Xeno memanggil kedua anaknya. Dalam sekejap, dua kepala muncul dari atas. Dan mereka bergegas turun.
"Wah, sehat ya.." Kata Rafael. Kedua anaknya tampak sehat. Yang satu mirip Xeno, namun yang satu sedikit berbeda, mungkin keturunan ayahnya.
"Besar sekali... Ini masih bayi?" Damian bertanya dan mendekat, sembari menggandeng tangan Laura untuk ikut mendekat juga. Dengan waspada.
"Iya. Tapi ini dalam bentuk besarnya, mungkin kalau dalam wujud kecil sangat kecil?" Kata Rafael. Dia mengelus keduanya.
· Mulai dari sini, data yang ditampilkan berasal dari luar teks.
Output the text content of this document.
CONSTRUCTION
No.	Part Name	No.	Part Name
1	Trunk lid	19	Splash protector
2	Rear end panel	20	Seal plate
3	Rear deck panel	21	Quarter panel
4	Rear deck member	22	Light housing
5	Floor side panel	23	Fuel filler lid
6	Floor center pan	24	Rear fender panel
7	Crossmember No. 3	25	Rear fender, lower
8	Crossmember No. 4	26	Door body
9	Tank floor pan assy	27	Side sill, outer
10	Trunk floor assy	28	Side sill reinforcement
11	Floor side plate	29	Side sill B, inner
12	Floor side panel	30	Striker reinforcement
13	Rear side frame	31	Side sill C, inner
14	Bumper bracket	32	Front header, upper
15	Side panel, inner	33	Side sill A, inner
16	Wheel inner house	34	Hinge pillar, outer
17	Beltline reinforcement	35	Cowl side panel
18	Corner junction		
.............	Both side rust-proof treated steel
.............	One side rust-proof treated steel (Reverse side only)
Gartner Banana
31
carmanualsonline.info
Melihat itu, Laura juga ingin mengelusnya. Dia mendekatkan tangannya, namun berbeda, keduanya menyembur. Membuat Laura mundur kebelakang.
"Haha... Sepertinya dia belum terbiasa," kata Rafael.
"Jadi... Yang mana yang akan ikut bersama ku?" Kata Rafael kepada Xeno. Xeno menunjuk yang bermata bulat.
"Oh.. Jadi yang ini." Kata Rafael dia berjongkok. "Siapa namanya?" Rafael masih mengelusnya.
"Yang itu Xu dan yang kau bawa adalah Xio," kata Xeno. Xu mendekat ke Rafael.
"Hai Xu, hai Xio. Maaf ya memisahkan kalian," kata Rafael. Dia mengelus kepala keduanya.
Keduanya hanya mengeluarkan lidahnya yang mungil.
"Mereka belum bisa berbicara?" Rafael bertanya lagi kepada Xeno.
"Bisa, coba saja kau tanyakan sesuatu," jawab nya. Dia tersenyum melihat keakraban Rafael dan kedua anaknya itu.
"Hai... Apa kau sedih?" Rafael bertanya pada Xu. Dia ingin memastikan perasaan Xu kalau berpisah dengan saudaranya.
"Iya. Tapi ini demi kebaikan mu," kata Xu. Suaranya masih seperti anak-anak, tidak dalam seperti Xeno.
Rafael dan Leon tersenyum. "Anak yang manis," kata Leon.
"Baiklah.. Kalau begitu. Nah.. Kalau Xio, keberatan?" Rafael bertanya padanya.
Namun Xio hanya memerengkan kepalanya. Seolah ia tidak mengerti.
Rafael menunggu jawabannya, namun dia masih saja memerengkan kepalanya.
Rafael menoleh ke Xeno. "Ada apa ini?" Kata Rafael. Dia bertanya kepada Xeno.
Xeno tampak sedih. "Dia memiliki pertumbuhan yang lambat. Dan dia sedikit gago dan tidak mengerti apa yang dikatakan manusia," kata Xeno. Tatapannya jelas sedih.
"Kasihan sekali..." Rafael menatap Xio. "Tapi tak apa, aku akan melatihnya," kata Rafael. Dia mengelus Xio.
Xeno berterima kasih. Rafael sudah sangat banyak membantu, bagi Xeno.
"Terima kasih atas kebaikan mu," kata Rafael. Dia berterima masih kepada Xeno, Xeno mengangguk.
Laura dan Damian saling pandang. Mereka heran, mengapa Xeno lebih baik kepada Rafael dari pada kepada mereka?
"Permisi, bolehkan aku bertanya?" Damian menyela di tengah. Rafael dan Xeno menoleh.
Rafael naikkan kepala.
"Hmm, begini... Apakah Xio boleh kami bawa untuk ikut bertarung?" Tanya Damian. Membuat Rafael melotot kepada Damian.
"Asalkan nyawanya selamat," kata Xeno. Suaranya dingin, berbeda saat dia berkata kepada Rafael.
"Jadi, boleh?" Rafael bertanya kembali kepada Xeno.
Xeno mengangguk. Lalu berbisik.
"Kupercayakan nyawa Xio pada mu," bisiknya. Lalu tersenyum setelahnya.